Wat mij heeft bewogen

Het is volgens mijn uurwerk vijf óver twaalf voor wat het kunstmatig instand houden van de Stellingwerfse eigen streektaal betreft…

In 1972 is in Ooststellingwerf door een groep schrijvers, waaronder o.a. Henk Bloemhoff, de Stichting Stellingwarver Schrieversronte (sSr) (voorheen Culturele raad van Ooststellingwerf) opgericht. Prima natuurlijk...
Even later werd schoolmeester Pieter Jonker als directeur aangesteld. Ook prima...
Er kwam gestaag een subsidiestroom op gang en zoals dan wel vaker gebeurt werd het toen al gauw een clubje van 'ons kent ons' en 'jij wel, jij niet'... Minder prima dus...
 
Dit is in de loop der jaren ontaard in een club van vriendjes (homo's, PvdA-ers, schoolmeesters en/of dragers van een titel of lintje) die als instituut in de 'rijke jaren' van de vorige eeuw (te) veel geld omhanden kreeg van de beide gemeenten Oost- en Weststellingwerf en de provincie Friesland als volger van de gemeenten.
Voor - zeg - gemiddeld 150.000 euro (eerder in guldens) moesten per jaar minimaal 3 herdrukken en 3 nieuwe boeken worden uitgebracht. Daarnaast kregen ze extra geld voor bijv. veldnamenonderzoek, taalonderzoek, enz.
Omdat de sSr uitsluitend zg. hoogstaand 'wetenschappelijk' werk wilde leveren moest het meeste werk wel door - de inmiddels gepromoveerde - dr. Henk Bloemhoff worden uitgevoerd. Waar hij dit niet alleen kon betrok hij o.a. ook zijn zuster in dat werk. Uiteraard zijn de werkzaamheden in de loop der jaren wel uitgebreid met bijv. lesmateriaal voor lagere scholen e.d. maar voor dat ene uurtje Stellingwarfs per maand moet je m.i. geen vermogen aan lesmateriaal laten ontwerpen.
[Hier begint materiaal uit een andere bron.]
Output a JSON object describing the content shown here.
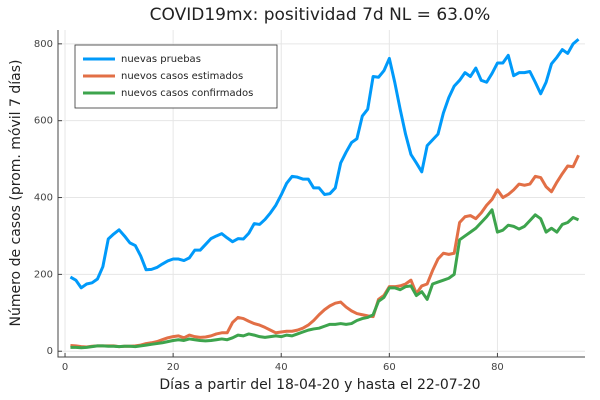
{
  "chart_data": {
    "type": "line",
    "title": "COVID19mx: positividad 7d NL = 63.0%",
    "x_label": "Días a partir del 18-04-20 y hasta el 22-07-20",
    "y_label": "Número de casos (prom. móvil 7 días)",
    "x": [
      1,
      2,
      3,
      4,
      5,
      6,
      7,
      8,
      9,
      10,
      11,
      12,
      13,
      14,
      15,
      16,
      17,
      18,
      19,
      20,
      21,
      22,
      23,
      24,
      25,
      26,
      27,
      28,
      29,
      30,
      31,
      32,
      33,
      34,
      35,
      36,
      37,
      38,
      39,
      40,
      41,
      42,
      43,
      44,
      45,
      46,
      47,
      48,
      49,
      50,
      51,
      52,
      53,
      54,
      55,
      56,
      57,
      58,
      59,
      60,
      61,
      62,
      63,
      64,
      65,
      66,
      67,
      68,
      69,
      70,
      71,
      72,
      73,
      74,
      75,
      76,
      77,
      78,
      79,
      80,
      81,
      82,
      83,
      84,
      85,
      86,
      87,
      88,
      89,
      90,
      91,
      92,
      93,
      94,
      95
    ],
    "series": [
      {
        "name": "nuevas pruebas",
        "color": "#009afa",
        "values": [
          193,
          185,
          165,
          175,
          178,
          188,
          220,
          292,
          305,
          316,
          300,
          282,
          275,
          248,
          212,
          213,
          218,
          227,
          235,
          240,
          240,
          236,
          243,
          263,
          263,
          278,
          293,
          300,
          306,
          295,
          285,
          293,
          292,
          307,
          332,
          330,
          343,
          360,
          380,
          407,
          437,
          455,
          453,
          448,
          448,
          425,
          425,
          408,
          410,
          425,
          490,
          518,
          543,
          553,
          612,
          630,
          715,
          713,
          730,
          762,
          700,
          630,
          565,
          512,
          490,
          467,
          535,
          550,
          565,
          620,
          660,
          690,
          705,
          725,
          715,
          737,
          705,
          700,
          723,
          750,
          750,
          770,
          717,
          725,
          725,
          728,
          700,
          670,
          700,
          748,
          765,
          785,
          775,
          800,
          812
        ]
      },
      {
        "name": "nuevos casos estimados",
        "color": "#e26f46",
        "values": [
          15,
          14,
          12,
          11,
          13,
          14,
          14,
          14,
          14,
          12,
          13,
          13,
          14,
          16,
          20,
          22,
          25,
          30,
          35,
          38,
          40,
          35,
          42,
          38,
          36,
          37,
          40,
          45,
          48,
          48,
          75,
          88,
          85,
          78,
          72,
          68,
          62,
          55,
          48,
          50,
          52,
          52,
          55,
          60,
          68,
          80,
          95,
          108,
          118,
          125,
          128,
          115,
          105,
          98,
          95,
          92,
          90,
          135,
          145,
          168,
          168,
          170,
          175,
          185,
          150,
          170,
          175,
          210,
          240,
          255,
          252,
          255,
          335,
          350,
          353,
          345,
          360,
          380,
          395,
          420,
          400,
          408,
          420,
          435,
          432,
          435,
          455,
          452,
          428,
          415,
          440,
          462,
          482,
          480,
          510
        ]
      },
      {
        "name": "nuevos casos confirmados",
        "color": "#3da44d",
        "values": [
          10,
          10,
          9,
          10,
          12,
          14,
          14,
          13,
          13,
          12,
          13,
          13,
          12,
          14,
          16,
          18,
          20,
          22,
          25,
          28,
          30,
          28,
          32,
          30,
          28,
          27,
          28,
          30,
          32,
          30,
          35,
          42,
          40,
          45,
          42,
          38,
          36,
          38,
          40,
          38,
          42,
          40,
          45,
          50,
          55,
          58,
          60,
          65,
          70,
          70,
          72,
          70,
          72,
          80,
          85,
          88,
          95,
          130,
          140,
          165,
          165,
          160,
          168,
          170,
          145,
          155,
          135,
          175,
          180,
          185,
          190,
          200,
          290,
          300,
          310,
          320,
          335,
          350,
          368,
          310,
          315,
          328,
          325,
          318,
          325,
          340,
          355,
          345,
          310,
          320,
          310,
          330,
          335,
          348,
          342
        ]
      }
    ],
    "xlim": [
      -1.3,
      96.2
    ],
    "xticks": [
      0,
      20,
      40,
      60,
      80
    ],
    "ylim": [
      -15,
      836
    ],
    "yticks": [
      0,
      200,
      400,
      600,
      800
    ],
    "grid": true,
    "legend": "top-left"
  }
}
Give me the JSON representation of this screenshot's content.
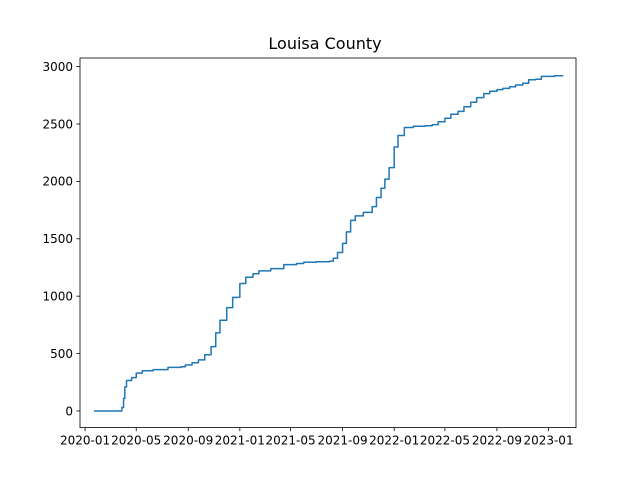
{
  "chart_data": {
    "type": "line",
    "title": "Louisa County",
    "xlabel": "",
    "ylabel": "",
    "grid": false,
    "x_axis_type": "date",
    "xlim": [
      "2019-12-20",
      "2023-03-07"
    ],
    "ylim": [
      -145,
      3075
    ],
    "x_ticks": [
      "2020-01",
      "2020-05",
      "2020-09",
      "2021-01",
      "2021-05",
      "2021-09",
      "2022-01",
      "2022-05",
      "2022-09",
      "2023-01"
    ],
    "y_ticks": [
      0,
      500,
      1000,
      1500,
      2000,
      2500,
      3000
    ],
    "series": [
      {
        "color": "#1f77b4",
        "step": true,
        "points": [
          [
            "2020-01-22",
            0
          ],
          [
            "2020-02-15",
            0
          ],
          [
            "2020-03-10",
            0
          ],
          [
            "2020-03-24",
            0
          ],
          [
            "2020-03-28",
            30
          ],
          [
            "2020-04-01",
            110
          ],
          [
            "2020-04-04",
            210
          ],
          [
            "2020-04-08",
            265
          ],
          [
            "2020-04-20",
            290
          ],
          [
            "2020-05-01",
            330
          ],
          [
            "2020-05-15",
            350
          ],
          [
            "2020-06-10",
            360
          ],
          [
            "2020-07-15",
            380
          ],
          [
            "2020-08-15",
            385
          ],
          [
            "2020-08-25",
            400
          ],
          [
            "2020-09-10",
            420
          ],
          [
            "2020-09-25",
            445
          ],
          [
            "2020-10-10",
            490
          ],
          [
            "2020-10-25",
            560
          ],
          [
            "2020-11-05",
            680
          ],
          [
            "2020-11-15",
            790
          ],
          [
            "2020-12-01",
            900
          ],
          [
            "2020-12-15",
            990
          ],
          [
            "2021-01-01",
            1110
          ],
          [
            "2021-01-15",
            1165
          ],
          [
            "2021-02-01",
            1195
          ],
          [
            "2021-02-15",
            1220
          ],
          [
            "2021-03-15",
            1240
          ],
          [
            "2021-04-15",
            1275
          ],
          [
            "2021-05-15",
            1285
          ],
          [
            "2021-06-01",
            1295
          ],
          [
            "2021-07-01",
            1300
          ],
          [
            "2021-08-01",
            1305
          ],
          [
            "2021-08-10",
            1330
          ],
          [
            "2021-08-20",
            1380
          ],
          [
            "2021-09-01",
            1460
          ],
          [
            "2021-09-10",
            1560
          ],
          [
            "2021-09-20",
            1660
          ],
          [
            "2021-10-01",
            1700
          ],
          [
            "2021-10-20",
            1730
          ],
          [
            "2021-11-10",
            1780
          ],
          [
            "2021-11-20",
            1860
          ],
          [
            "2021-12-01",
            1940
          ],
          [
            "2021-12-10",
            2020
          ],
          [
            "2021-12-20",
            2120
          ],
          [
            "2022-01-01",
            2300
          ],
          [
            "2022-01-10",
            2400
          ],
          [
            "2022-01-25",
            2470
          ],
          [
            "2022-02-15",
            2480
          ],
          [
            "2022-03-15",
            2485
          ],
          [
            "2022-04-01",
            2495
          ],
          [
            "2022-04-15",
            2520
          ],
          [
            "2022-05-01",
            2550
          ],
          [
            "2022-05-15",
            2585
          ],
          [
            "2022-06-01",
            2610
          ],
          [
            "2022-06-15",
            2650
          ],
          [
            "2022-07-01",
            2690
          ],
          [
            "2022-07-15",
            2730
          ],
          [
            "2022-08-01",
            2765
          ],
          [
            "2022-08-15",
            2785
          ],
          [
            "2022-09-01",
            2800
          ],
          [
            "2022-09-15",
            2810
          ],
          [
            "2022-10-01",
            2825
          ],
          [
            "2022-10-15",
            2840
          ],
          [
            "2022-11-01",
            2855
          ],
          [
            "2022-11-15",
            2885
          ],
          [
            "2022-12-01",
            2890
          ],
          [
            "2022-12-15",
            2915
          ],
          [
            "2023-01-15",
            2920
          ],
          [
            "2023-02-05",
            2920
          ]
        ]
      }
    ]
  }
}
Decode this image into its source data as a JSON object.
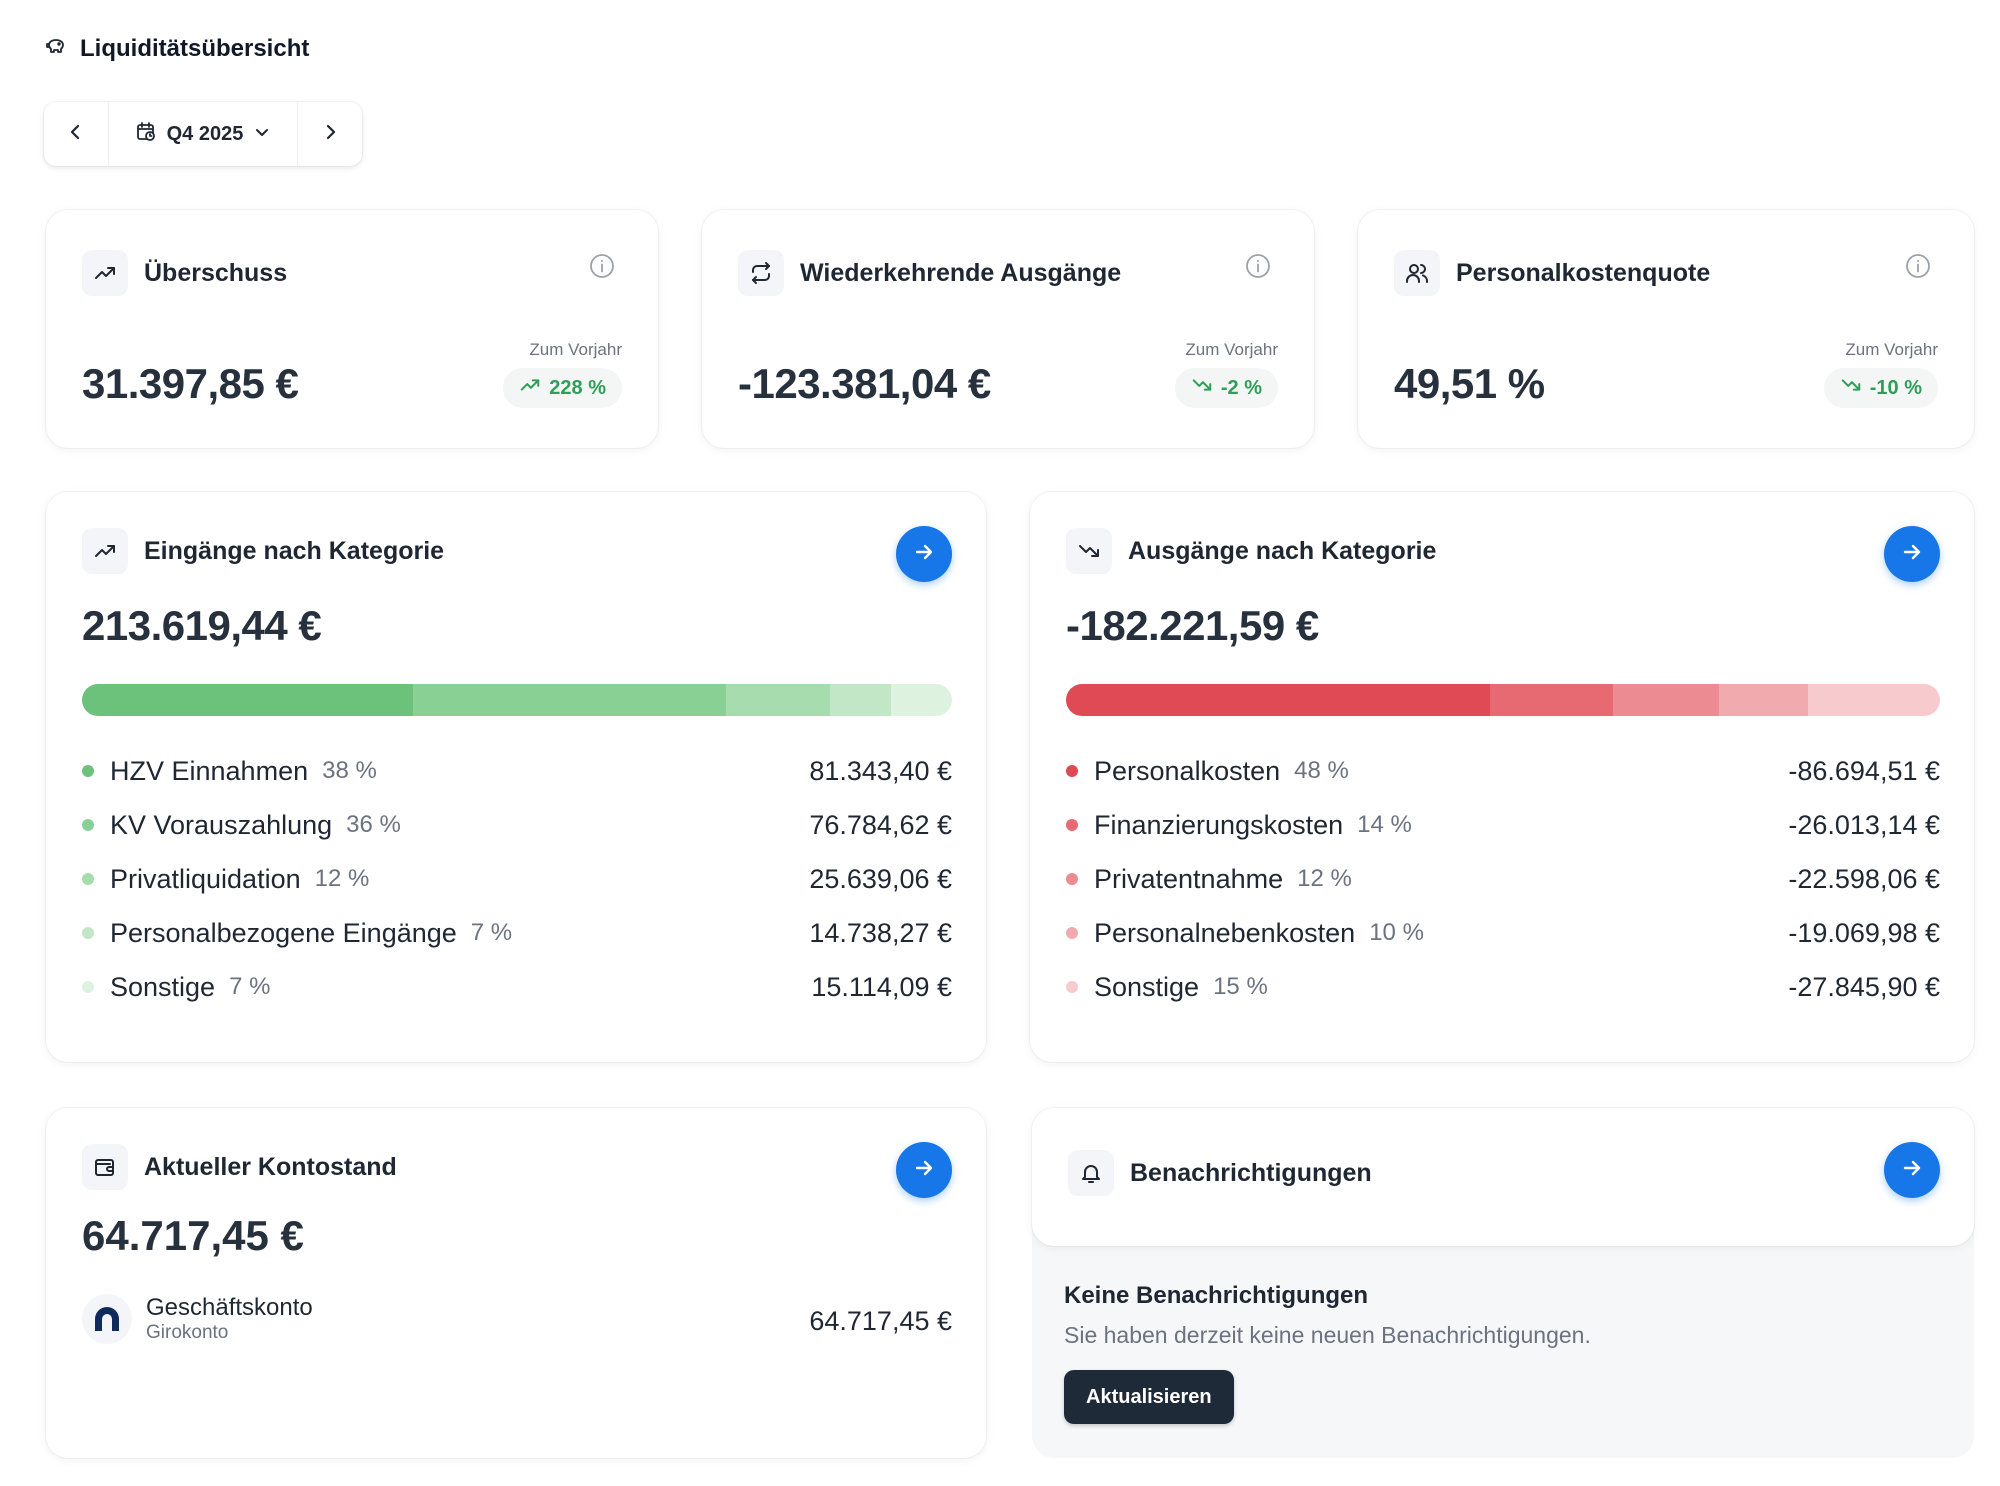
{
  "page": {
    "title": "Liquiditätsübersicht"
  },
  "period": {
    "label": "Q4 2025"
  },
  "kpis": [
    {
      "title": "Überschuss",
      "value": "31.397,85 €",
      "compare_label": "Zum Vorjahr",
      "change": "228 %",
      "trend": "up",
      "icon": "trending-up-icon"
    },
    {
      "title": "Wiederkehrende Ausgänge",
      "value": "-123.381,04 €",
      "compare_label": "Zum Vorjahr",
      "change": "-2 %",
      "trend": "down",
      "icon": "repeat-icon"
    },
    {
      "title": "Personalkostenquote",
      "value": "49,51 %",
      "compare_label": "Zum Vorjahr",
      "change": "-10 %",
      "trend": "down",
      "icon": "users-icon"
    }
  ],
  "income": {
    "title": "Eingänge nach Kategorie",
    "total": "213.619,44 €",
    "categories": [
      {
        "name": "HZV Einnahmen",
        "pct": "38 %",
        "share": 38,
        "amount": "81.343,40 €",
        "color": "#6cc17b"
      },
      {
        "name": "KV Vorauszahlung",
        "pct": "36 %",
        "share": 36,
        "amount": "76.784,62 €",
        "color": "#89d095"
      },
      {
        "name": "Privatliquidation",
        "pct": "12 %",
        "share": 12,
        "amount": "25.639,06 €",
        "color": "#a6dcae"
      },
      {
        "name": "Personalbezogene Eingänge",
        "pct": "7 %",
        "share": 7,
        "amount": "14.738,27 €",
        "color": "#c2e7c7"
      },
      {
        "name": "Sonstige",
        "pct": "7 %",
        "share": 7,
        "amount": "15.114,09 €",
        "color": "#def2e0"
      }
    ]
  },
  "expenses": {
    "title": "Ausgänge nach Kategorie",
    "total": "-182.221,59 €",
    "categories": [
      {
        "name": "Personalkosten",
        "pct": "48 %",
        "share": 48,
        "amount": "-86.694,51 €",
        "color": "#e04a55"
      },
      {
        "name": "Finanzierungskosten",
        "pct": "14 %",
        "share": 14,
        "amount": "-26.013,14 €",
        "color": "#e76a72"
      },
      {
        "name": "Privatentnahme",
        "pct": "12 %",
        "share": 12,
        "amount": "-22.598,06 €",
        "color": "#ec8b91"
      },
      {
        "name": "Personalnebenkosten",
        "pct": "10 %",
        "share": 10,
        "amount": "-19.069,98 €",
        "color": "#f1abaf"
      },
      {
        "name": "Sonstige",
        "pct": "15 %",
        "share": 15,
        "amount": "-27.845,90 €",
        "color": "#f7cbcd"
      }
    ]
  },
  "account": {
    "title": "Aktueller Kontostand",
    "total": "64.717,45 €",
    "name": "Geschäftskonto",
    "type": "Girokonto",
    "amount": "64.717,45 €"
  },
  "notifications": {
    "title": "Benachrichtigungen",
    "empty_title": "Keine Benachrichtigungen",
    "empty_text": "Sie haben derzeit keine neuen Benachrichtigungen.",
    "refresh_label": "Aktualisieren"
  },
  "colors": {
    "accent": "#1877e8",
    "positive": "#2f9e58",
    "dark_button": "#1e2a38"
  }
}
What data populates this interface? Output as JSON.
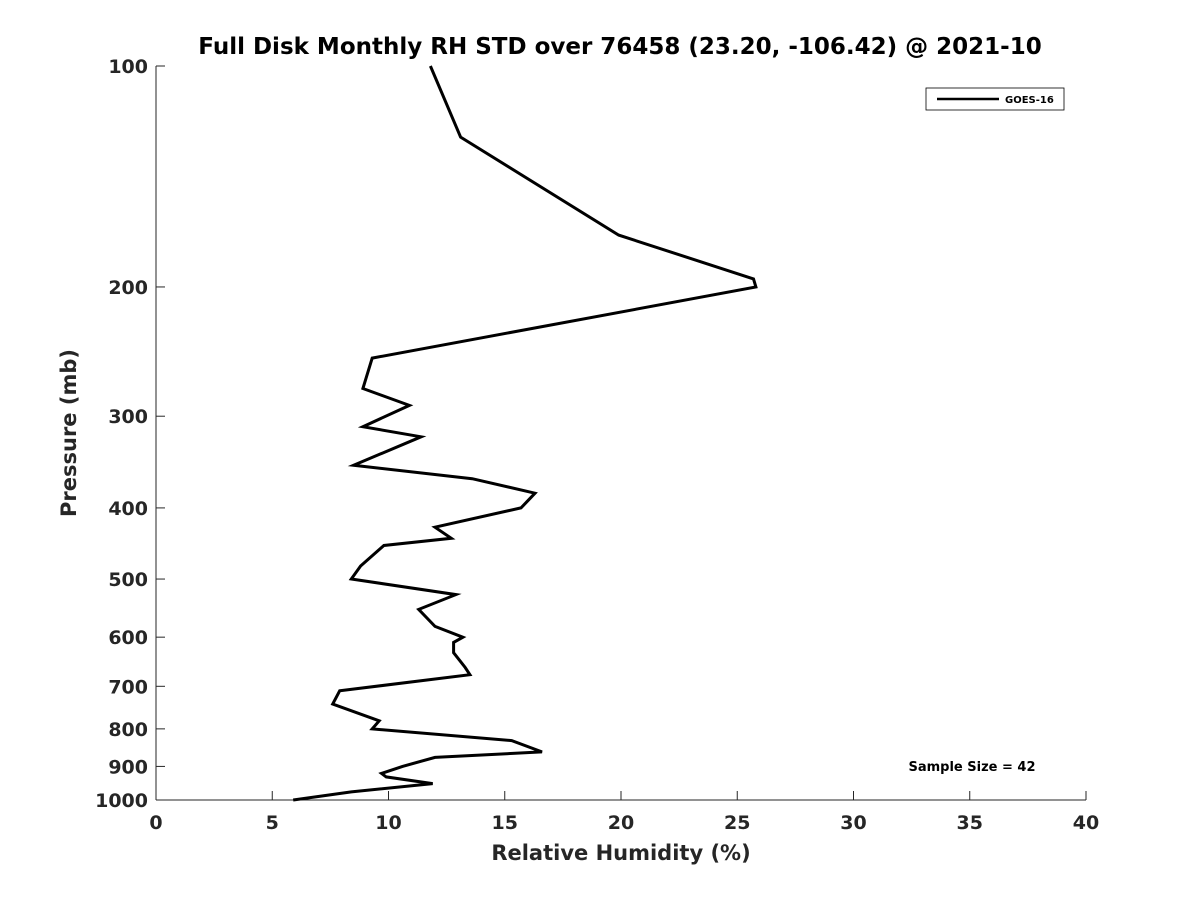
{
  "chart_data": {
    "type": "line",
    "title": "Full Disk Monthly RH STD over 76458 (23.20, -106.42) @ 2021-10",
    "xlabel": "Relative Humidity (%)",
    "ylabel": "Pressure (mb)",
    "xlim": [
      0,
      40
    ],
    "ylim": [
      100,
      1000
    ],
    "yscale": "log",
    "yreversed": true,
    "xticks": [
      0,
      5,
      10,
      15,
      20,
      25,
      30,
      35,
      40
    ],
    "yticks": [
      100,
      200,
      300,
      400,
      500,
      600,
      700,
      800,
      900,
      1000
    ],
    "grid": false,
    "legend": "top-right",
    "annotation": "Sample Size = 42",
    "series": [
      {
        "name": "GOES-16",
        "color": "#000000",
        "x": [
          11.8,
          13.1,
          19.9,
          25.7,
          25.8,
          9.3,
          8.9,
          10.9,
          8.9,
          11.4,
          8.5,
          13.6,
          16.3,
          15.7,
          12.0,
          12.7,
          9.8,
          8.8,
          8.4,
          12.9,
          11.3,
          12.0,
          13.2,
          12.8,
          12.8,
          13.3,
          13.5,
          7.9,
          7.6,
          9.6,
          9.3,
          15.3,
          16.6,
          12.0,
          10.6,
          9.7,
          9.9,
          11.9,
          8.4,
          5.9
        ],
        "y": [
          100,
          125,
          170,
          195,
          200,
          250,
          275,
          290,
          310,
          320,
          350,
          365,
          382,
          400,
          425,
          440,
          450,
          480,
          500,
          525,
          550,
          580,
          600,
          610,
          630,
          660,
          675,
          710,
          740,
          780,
          800,
          830,
          860,
          875,
          900,
          920,
          930,
          950,
          975,
          1000
        ]
      }
    ]
  }
}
Maar goed, dat leverde al-met-al in bescheiden kring vooral geld en macht op.

Wanneer precies voor het eerst weet ik zo niet maar het was al lang duidelijk dat de gemeenten (en de provincie als blindelingse volger) uitsluitend zaken wilden doen met de sSr. Iemand anders die iets op het gebied van Stellingwerfse taal of cultuur wilde doen moest dat via of i.s.m. de sSr doen of het helemaal alleen maar uitzoeken.

 
Nadat ik al een aantal keren met wat andere dingetjes -net als eerder broer Oene- m'n hoofd had gestoten (PJ: jij wilt zoveel en je wilt zo snel) kwam ik dus in 2003 ook voor het blok toen ik in een gesprek met directeur PJ aangaf voor hen de 'Biebel in et Stellingwarfs' te willen vertalen, onder het motto: een taal telt pas mee als er een bijbel (of een ander klassiek werk) in die taal bestaat. Antwoord van de rooie rakker PJ: dat moet maar niet, maak jij maar een gedichtenbundeltje, bla, bla, bla...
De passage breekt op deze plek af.